A former dancer in the show, Burns says the massive production employed 150 dancers, many of whom had more than 10 wardrobe changes. Its stage was the size of a football field. Its most famous number involved 10 dancers dressed like stewardesses in bejeweled bikinis riding in on the wings of a DC-10 mock-up. Chessik, who performed in the show, can still strike the pose on cue.
But the cost of such spectacles grew untenable as casinos suffered through slow economic times in the 1980s. Headliners became a more popular and more affordable way to draw crowds. A push to make Las Vegas "family friendly" didn't help.
And so the parades of topless ladies eventually were replaced by even more lavish, outlandish acrobats and contortionists. In an effort to compete, "Jubilee!" has recently offered a new "not topless" show open to ages 13 and up.
"The show is not just about girls, it's about song and dance. It's a tribute to Hollywood. It's something kids can't see anywhere else," says the show's 85-year-old company manager Fluff LeCoque.

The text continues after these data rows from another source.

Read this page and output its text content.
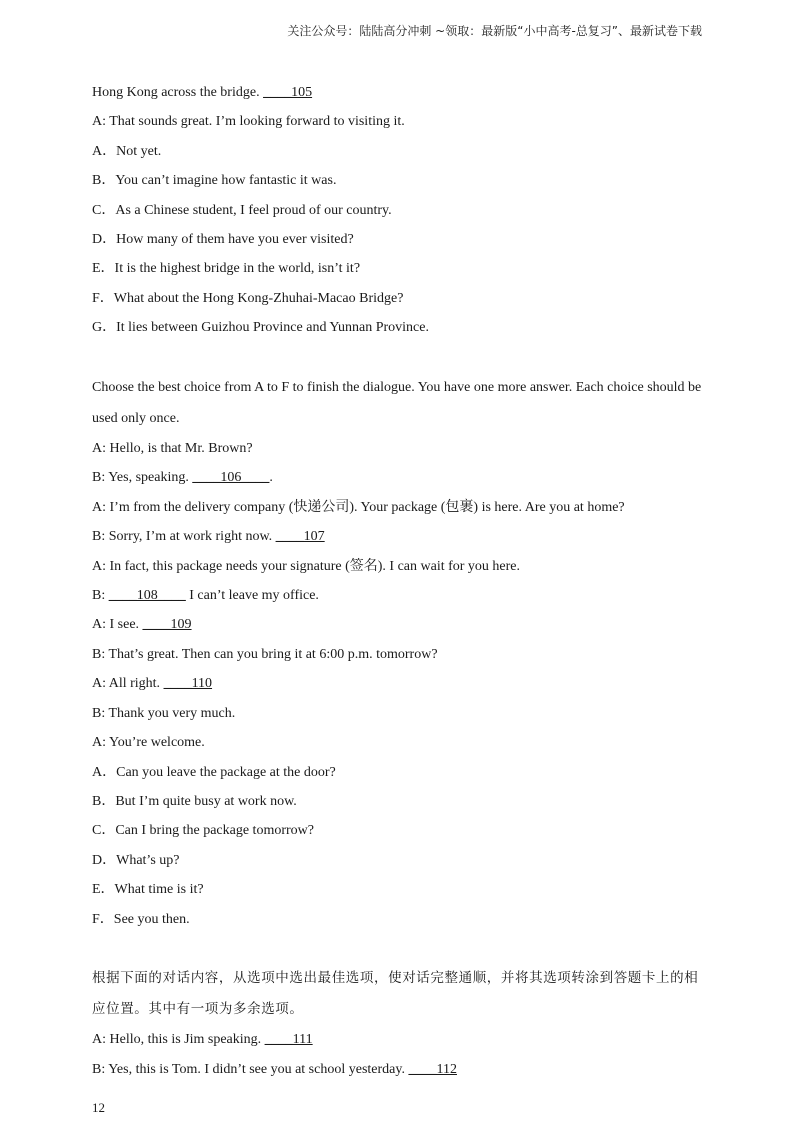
关注公众号：陆陆高分冲刺 ~领取：最新版“小中高考-总复习”、最新试卷下载
Hong Kong across the bridge. ____105
A: That sounds great. I’m looking forward to visiting it.
A．Not yet.
B．You can’t imagine how fantastic it was.
C．As a Chinese student, I feel proud of our country.
D．How many of them have you ever visited?
E．It is the highest bridge in the world, isn’t it?
F．What about the Hong Kong-Zhuhai-Macao Bridge?
G．It lies between Guizhou Province and Yunnan Province.
Choose the best choice from A to F to finish the dialogue. You have one more answer. Each choice should be used only once.
A: Hello, is that Mr. Brown?
B: Yes, speaking. ____106____.
A: I’m from the delivery company (快递公司). Your package (包裹) is here. Are you at home?
B: Sorry, I’m at work right now. ____107
A: In fact, this package needs your signature (签名). I can wait for you here.
B: ____108____ I can’t leave my office.
A: I see. ____109
B: That’s great. Then can you bring it at 6:00 p.m. tomorrow?
A: All right. ____110
B: Thank you very much.
A: You’re welcome.
A．Can you leave the package at the door?
B．But I’m quite busy at work now.
C．Can I bring the package tomorrow?
D．What’s up?
E．What time is it?
F．See you then.
根据下面的对话内容，从选项中选出最佳选项，使对话完整通顺，并将其选项转涂到答题卡上的相应位置。其中有一项为多余选项。
A: Hello, this is Jim speaking. ____111
B: Yes, this is Tom. I didn’t see you at school yesterday. ____112
12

That may change if Chessik and Burns are successful in their push to secure the showgirl's place in history. Chessik plans to continue her work in schools. Burns dreams of a traveling exhibit for her costume collection.
On a recent day, at least one student was drawn away from the dinosaur bones by a nearly nude mannequin encased in rhinestone-lined hoops and sprouting a feather headdress.
As she admired Mackie's "The Cage," 11-year-old Danje Elliott pointed to Chessik as she stood nearby.
"Who is she?" she asked.
"She was a showgirl," Elliott was told.